Re: task not serialize

2015-04-07 Thread Jeetendra Gangele
Lets say I follow below approach and I got RddPair with huge size .. which
can not fit into one machine ... what to run foreach on this RDD?

On 7 April 2015 at 04:25, Jeetendra Gangele gangele...@gmail.com wrote:



 On 7 April 2015 at 04:03, Dean Wampler deanwamp...@gmail.com wrote:


 On Mon, Apr 6, 2015 at 6:20 PM, Jeetendra Gangele gangele...@gmail.com
 wrote:

 Thanks a lot.That means Spark does not support the nested RDD?
 if I pass the javaSparkContext that also wont work.

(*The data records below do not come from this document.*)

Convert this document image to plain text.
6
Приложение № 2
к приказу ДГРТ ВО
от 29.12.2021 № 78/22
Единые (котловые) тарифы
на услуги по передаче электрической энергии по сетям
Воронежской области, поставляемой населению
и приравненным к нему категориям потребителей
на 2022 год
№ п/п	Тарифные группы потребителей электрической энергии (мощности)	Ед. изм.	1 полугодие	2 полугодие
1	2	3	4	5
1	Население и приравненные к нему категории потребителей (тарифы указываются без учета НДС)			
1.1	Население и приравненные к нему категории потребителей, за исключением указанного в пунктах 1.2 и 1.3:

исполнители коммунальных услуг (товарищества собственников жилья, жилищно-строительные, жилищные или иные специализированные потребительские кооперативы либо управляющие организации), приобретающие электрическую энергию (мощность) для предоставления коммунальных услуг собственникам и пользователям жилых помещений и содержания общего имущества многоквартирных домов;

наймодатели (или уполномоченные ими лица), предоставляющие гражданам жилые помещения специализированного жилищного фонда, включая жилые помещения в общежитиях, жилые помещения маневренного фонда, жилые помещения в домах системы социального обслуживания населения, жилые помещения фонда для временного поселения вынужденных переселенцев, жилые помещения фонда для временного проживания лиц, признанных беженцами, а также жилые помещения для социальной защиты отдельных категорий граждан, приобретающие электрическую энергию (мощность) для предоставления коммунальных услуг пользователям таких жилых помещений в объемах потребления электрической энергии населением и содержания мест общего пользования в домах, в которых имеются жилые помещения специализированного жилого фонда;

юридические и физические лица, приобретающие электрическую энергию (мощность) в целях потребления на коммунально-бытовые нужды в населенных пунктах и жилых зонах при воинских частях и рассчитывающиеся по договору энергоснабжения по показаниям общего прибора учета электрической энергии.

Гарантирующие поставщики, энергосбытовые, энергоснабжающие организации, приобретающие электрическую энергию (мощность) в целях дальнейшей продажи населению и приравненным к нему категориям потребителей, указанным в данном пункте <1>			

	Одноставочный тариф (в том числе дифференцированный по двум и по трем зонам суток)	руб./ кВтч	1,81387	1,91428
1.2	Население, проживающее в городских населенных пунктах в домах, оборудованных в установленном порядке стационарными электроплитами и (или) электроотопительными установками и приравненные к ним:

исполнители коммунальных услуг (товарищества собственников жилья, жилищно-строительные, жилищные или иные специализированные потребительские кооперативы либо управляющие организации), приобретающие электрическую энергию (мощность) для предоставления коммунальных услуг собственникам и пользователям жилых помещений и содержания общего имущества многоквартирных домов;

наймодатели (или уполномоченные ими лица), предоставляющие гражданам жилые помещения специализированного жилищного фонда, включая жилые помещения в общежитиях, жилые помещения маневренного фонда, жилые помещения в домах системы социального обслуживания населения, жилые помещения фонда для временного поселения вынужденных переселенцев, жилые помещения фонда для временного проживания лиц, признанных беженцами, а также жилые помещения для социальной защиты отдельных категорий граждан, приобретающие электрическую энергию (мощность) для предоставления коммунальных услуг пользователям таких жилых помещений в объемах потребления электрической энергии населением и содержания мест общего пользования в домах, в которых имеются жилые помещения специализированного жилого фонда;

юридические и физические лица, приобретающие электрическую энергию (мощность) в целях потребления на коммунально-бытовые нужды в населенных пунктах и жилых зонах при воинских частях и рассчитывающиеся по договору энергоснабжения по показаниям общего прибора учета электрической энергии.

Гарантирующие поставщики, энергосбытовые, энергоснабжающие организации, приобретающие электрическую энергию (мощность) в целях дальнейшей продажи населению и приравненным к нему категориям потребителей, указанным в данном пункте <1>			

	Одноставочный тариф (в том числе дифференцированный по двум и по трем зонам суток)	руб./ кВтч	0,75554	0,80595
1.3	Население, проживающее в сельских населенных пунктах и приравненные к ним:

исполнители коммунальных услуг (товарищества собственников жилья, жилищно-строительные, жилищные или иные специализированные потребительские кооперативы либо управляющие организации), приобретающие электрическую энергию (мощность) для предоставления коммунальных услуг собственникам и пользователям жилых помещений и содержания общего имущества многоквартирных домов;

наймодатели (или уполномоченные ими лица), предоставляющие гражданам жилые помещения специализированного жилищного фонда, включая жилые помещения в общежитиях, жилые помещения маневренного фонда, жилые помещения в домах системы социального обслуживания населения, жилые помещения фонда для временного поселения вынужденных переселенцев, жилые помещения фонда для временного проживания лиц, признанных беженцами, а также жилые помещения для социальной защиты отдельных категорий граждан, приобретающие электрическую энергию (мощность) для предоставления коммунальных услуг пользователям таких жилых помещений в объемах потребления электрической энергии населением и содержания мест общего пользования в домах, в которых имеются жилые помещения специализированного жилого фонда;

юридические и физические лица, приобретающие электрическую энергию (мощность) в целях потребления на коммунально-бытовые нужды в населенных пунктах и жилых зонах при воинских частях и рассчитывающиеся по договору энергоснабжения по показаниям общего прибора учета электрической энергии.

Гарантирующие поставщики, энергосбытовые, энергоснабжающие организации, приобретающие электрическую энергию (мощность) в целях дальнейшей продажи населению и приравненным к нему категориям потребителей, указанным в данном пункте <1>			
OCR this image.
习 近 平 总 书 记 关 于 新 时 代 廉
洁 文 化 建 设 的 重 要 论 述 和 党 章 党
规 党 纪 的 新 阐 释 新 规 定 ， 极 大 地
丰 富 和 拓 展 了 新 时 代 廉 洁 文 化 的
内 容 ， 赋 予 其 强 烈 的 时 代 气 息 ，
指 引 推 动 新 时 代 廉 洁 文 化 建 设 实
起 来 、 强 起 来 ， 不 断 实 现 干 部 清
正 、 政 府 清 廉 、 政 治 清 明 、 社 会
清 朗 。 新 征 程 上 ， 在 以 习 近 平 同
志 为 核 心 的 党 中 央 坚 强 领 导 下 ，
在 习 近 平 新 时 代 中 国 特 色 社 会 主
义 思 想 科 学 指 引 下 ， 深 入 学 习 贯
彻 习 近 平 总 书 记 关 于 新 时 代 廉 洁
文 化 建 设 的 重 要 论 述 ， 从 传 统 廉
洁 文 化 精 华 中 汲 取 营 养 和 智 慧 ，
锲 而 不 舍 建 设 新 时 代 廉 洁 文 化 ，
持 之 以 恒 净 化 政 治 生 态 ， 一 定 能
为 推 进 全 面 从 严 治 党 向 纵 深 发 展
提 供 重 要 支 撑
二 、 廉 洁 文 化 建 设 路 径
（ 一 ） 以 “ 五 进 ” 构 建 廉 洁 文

I mean passing
 SparkContext not possible since its not serializable

 That's right. RDD don't nest and SparkContexts aren't serializable.


 i have a requirement where I will get JavaRDDVendorRecord matchRdd
 and I need to return the postential matches for this record from Hbase. so
 for each field of VendorRecord I have to do following

 1. query Hbase to get the list of potential record in RDD
 2. run logistic regression on RDD return from steps 1 and each element
 of the passed matchRdd.

 If I understand you correctly, each VectorRecord could correspond to
 0-to-N records in HBase, which you need to fetch, true?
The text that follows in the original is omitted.